How do I choose a coach?

  • Start by finding a coach who is certified by the International Coach Federation at a PCC or MCC level.  It's not a guarantee, but it shows that the coach has been trained, has had adequate supervision, has had a minimum number of hours of direct coaching experience,  is staying current in the world of coaching, and agrees to abide by ethical guidelines.  Go to the page on the ICF website dedicated to information for coaching clients.  There is a FAQ page, addressing many of the same questions I have been answering here.  And there is a "Find a Coach" service, in which you can search for prospective coaches by entering a wide range of criteria.  If you wish, you can also request that coaches reply to your query directly… but be careful of how many "RFP's" you allow.
  • If you have a specific concern or issue, consider hiring a coach who is likely to be fluent with that area.  While coaches are trained to ask great questions and support you on your path, it is a benefit if your coach has already considered and dealt with the specific issues and environments you are likely to be facing.  I have coached people in many different professions and on many different issues and I believe they would tell you that they have benefited a great deal.  Yet, the fact that I am fairly intimate with the requirements, typical pitfalls, and idiosyncracies of the academic world means, for example, that I am attuned you are likely to need to address, even if you don't bring them up.  So you are more likely to do so in a timely and successful manner.
  • Try out your prospective coach!
    • Don't assume credentials are the be all and end all.  Some radically wonderful coaches are fairly new to the field.  Some "old-timers" are just mediocre.
    • Some do fantastic work with certain kinds of clients or issues, but are not as good with others.  You won't know this until you have a good conversation.  Does this coach connect with you?  Understand you?  Do you feel "heard?"  If you have difficulty communicating verbally, is the coach patient?  Do you get the feeling or believe that the coach can support you well?

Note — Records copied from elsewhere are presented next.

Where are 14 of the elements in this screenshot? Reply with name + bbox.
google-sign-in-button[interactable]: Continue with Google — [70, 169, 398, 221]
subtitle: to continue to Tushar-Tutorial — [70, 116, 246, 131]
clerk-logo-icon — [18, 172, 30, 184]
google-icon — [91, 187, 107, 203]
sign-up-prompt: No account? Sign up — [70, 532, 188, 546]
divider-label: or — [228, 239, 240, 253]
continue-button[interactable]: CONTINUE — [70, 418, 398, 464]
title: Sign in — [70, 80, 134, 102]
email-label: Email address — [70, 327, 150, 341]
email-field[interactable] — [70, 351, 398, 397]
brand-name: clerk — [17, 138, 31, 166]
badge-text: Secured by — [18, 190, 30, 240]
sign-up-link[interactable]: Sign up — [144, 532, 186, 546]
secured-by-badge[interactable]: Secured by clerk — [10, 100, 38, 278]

    • This may sound trivial, but I'll say it anyway.  Do you like the person's voice?
    • It is fine for a coach to "ask you for the business" or "claim you" as someone they want to work with.  It is exciting to feel such a good connection.  But if you feel pushed into making a decision, take the time to try another coach… or just say "No, thanks."
  • Try out several coaches, but not more than three… four tops.  After three, you lose track of the voice, the sense of connection, and what it was that had you thinking that this person would be there for you throughout the whole journey.
  • Take notes.  Among the important notes:
    • What was my experience?
    • Can I trust this person, whom I'll only meet on the phone, to be there, to hold confidentiality?
    • Were there any "gems" or new perspectives I want to remember?
    • How much will it cost?  What if I must miss a session?
    • Is this person flexible enough for my needs and personality?
  • Be sure you can afford the fee for the time it will likely take to achieve, or get a good headstart on achieving, your goals.  From a coach's perspective, it is quite frustrating to get a month into working with a client only to hear that there's no more money available to continue.  Oy!  It's not just about losing money, though there is a lot of up-front time and energy that comes with getting a new client moving forward.  For me, it's about losing a connection with someone with whom I have formed a caring relationship.  In these cases, I usually know that continued coaching would be really useful, so we start to try to figure this money piece out.  But it's never easy.  For the client, it's likely you have some habits that need changing if you're going to be successful over the long term.  That takes a while, as you can well imagine.  And it's worth it.  So choose a coach who can live with what you can pay, even if it means you don't get that coach you saw on Oprah.